Even if you don’t go on a phone phast, having a phone drawer is a big deal.

What if you made your phone a cozy bed in your house and decided on some times when you’ll check in on your extensive correspondence demands?

You’re prolly not gonna wanna do it. I didn’t.

But, if it can alleviate irritation, zero in your scatter-noggin, and keep info pile-up from clogging your pipes like it did for me, I’d say it’s worth a try.

Maybe you can sing a song instead. 

Cause ‘member— there’s only one you, and folks need to hear the story only you can sing.

Love much,

Dan

ps truth in advertising — the terrific effects of my phone-phree days were sometimes offset by my mind’s need to fill the distracto-void with all the creative projects I should have completed in 2020. That and end-of-semester moodiness. Sorry, family. I’m still working on it.

For horses-outa-the-barn brain stampedes, I recommend you keep a piece of paper handy and jot down all prancing ponies and set a near-future date when you’ll revisit them.

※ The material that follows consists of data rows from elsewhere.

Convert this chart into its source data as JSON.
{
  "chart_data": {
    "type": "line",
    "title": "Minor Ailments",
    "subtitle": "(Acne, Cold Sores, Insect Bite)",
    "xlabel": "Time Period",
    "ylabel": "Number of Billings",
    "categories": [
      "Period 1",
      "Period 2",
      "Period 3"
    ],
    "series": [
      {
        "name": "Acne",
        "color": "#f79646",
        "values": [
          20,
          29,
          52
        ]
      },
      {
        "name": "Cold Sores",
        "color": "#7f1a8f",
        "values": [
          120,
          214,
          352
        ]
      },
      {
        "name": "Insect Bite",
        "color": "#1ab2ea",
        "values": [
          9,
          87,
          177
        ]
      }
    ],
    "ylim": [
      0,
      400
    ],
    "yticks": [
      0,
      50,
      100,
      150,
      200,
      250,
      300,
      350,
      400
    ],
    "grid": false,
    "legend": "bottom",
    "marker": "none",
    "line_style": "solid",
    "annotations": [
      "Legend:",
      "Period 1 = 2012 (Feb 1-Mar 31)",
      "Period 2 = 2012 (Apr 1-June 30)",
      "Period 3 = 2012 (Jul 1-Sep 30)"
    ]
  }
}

pps I’ve been rereading parts of this wonderful book An Everlasting Meal. I love Tamar Adler‘s philosophy on food and her ideas on cooking. Something to do while your phone’s in bed. 

ppps The first paragraph from this story in The Atlantic will tell you what that Boston primal scream circle was all about. 

pppps Georgetown Computer Science Professor Cal Newport recently blogged about a new study that showed “Taking a Break from Social Media Makes You Happier and Less Anxious.” I mean, duh, we all know, but very interesting way they set this up. 

ppppps If it’s a hot day, and you need something to do besides doom scroll, get a few friends together and spray a garden hose.